Shoebills don’t just look unique. They’ve also got unique personalities and behaviors that make them stand out from even their closest relatives. Let’s dive into some fascinating Shoebill fun facts!

  • Shoebill Stork romance is complicated: Shoebill Storks might not look as romantic as swans, but they do form long-lasting monogamous pairs. But the ideal Shoebill relationship involves some healthy boundaries. Shoebill Storks are fiercely territorial and don’t enjoy sharing their hunting grounds with others. Even monogamous pairs will hunt for food at opposite ends of their territory to avoid stepping on each other’s toes.
  • Baby Shoebills hiccup for food: Shoebills are generally quiet birds. They don’t vocalize often, and the noise that they are most known for is actually a bill-clattering sound that they make as a greeting to one another at nest sites. This bill clattering sound is often described as sounding like a machine gun. But baby Shoebill Storks have a special vocalization of their own. When begging their parents for food, Shoebill chicks are said to make a sound that is eerily similar to human hiccups.
  • In a league of their own: Once upon a time, Shoebills were thought to belong to the order of the Ciconiiformes. This is the stork family. It’s easy to see why early classification might’ve placed Shoebills in this group, but recent studies suggest that they have much more in common with herons and pelicans. The nearest relative of the Shoebill Stork is the Hamerkop, another taxonomical misfit that has been posited to be related to pelicans. Despite some connections to pelicans, debate continues over whether the Shoebill really belongs in any other group of birds. The family Balaenicipitidae, to which the Shoebill belongs, contains no other living birds.
  • An heir and a spare: Shoebills typically produce between one and three eggs per breeding attempt, usually two, but it is rare for more than one to survive to fledge. It is believed that they produce the extra chicks as a sort of insurance policy in case the firstborn is weak or is predated before growing mature enough to fledge.
  • Wet and weird: Central Africa’s dry season can be punishingly hot, but despite this, the start of the dry season is usually when Shoebill Stork pairs breed. In order to keep their eggs from frying in the sun, they engage in a strange behavior called “egg-wetting.” Using that large trademark bill, Shoebills scoop up large quantities of water and dump them over their incubating eggs. If plain old water isn’t cutting it, they’ll also cover their eggs with mouthfuls of wet vegetation. Anything to beat the heat!
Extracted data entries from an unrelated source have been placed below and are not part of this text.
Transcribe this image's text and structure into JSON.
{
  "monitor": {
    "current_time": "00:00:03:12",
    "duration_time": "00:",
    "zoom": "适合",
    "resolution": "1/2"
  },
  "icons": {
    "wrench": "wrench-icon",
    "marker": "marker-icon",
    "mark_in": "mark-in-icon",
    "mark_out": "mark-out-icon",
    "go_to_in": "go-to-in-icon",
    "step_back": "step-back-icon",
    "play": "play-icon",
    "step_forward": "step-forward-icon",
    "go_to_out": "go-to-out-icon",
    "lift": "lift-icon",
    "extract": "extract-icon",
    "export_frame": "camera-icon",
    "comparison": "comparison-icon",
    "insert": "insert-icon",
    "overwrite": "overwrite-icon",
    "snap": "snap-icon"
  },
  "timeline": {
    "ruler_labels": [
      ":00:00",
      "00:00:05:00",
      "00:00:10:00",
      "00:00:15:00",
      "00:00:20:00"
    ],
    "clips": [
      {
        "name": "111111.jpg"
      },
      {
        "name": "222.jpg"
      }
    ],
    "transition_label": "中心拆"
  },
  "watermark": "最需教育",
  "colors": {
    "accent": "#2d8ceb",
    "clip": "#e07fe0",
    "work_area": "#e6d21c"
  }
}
The Future of the Shoebill Stork

The International Union for Conservation of Nature (IUCN) Red List of Endangered Species lists the Shoebill Stork as both vulnerable and decreasing. According to the IUCN, there are between 3,300 and 5,300 Shoebills remaining in the wild. There are a number of threats that contribute to the precarious position of these unique wading birds, but most of them amount to the loss or degradation of vital wetlands habitats.

Although Shoebills are commonly kept in zoos, they don’t often breed in captivity, so the preservation of wild Shoebill populations is vital to the continuing survival of the species.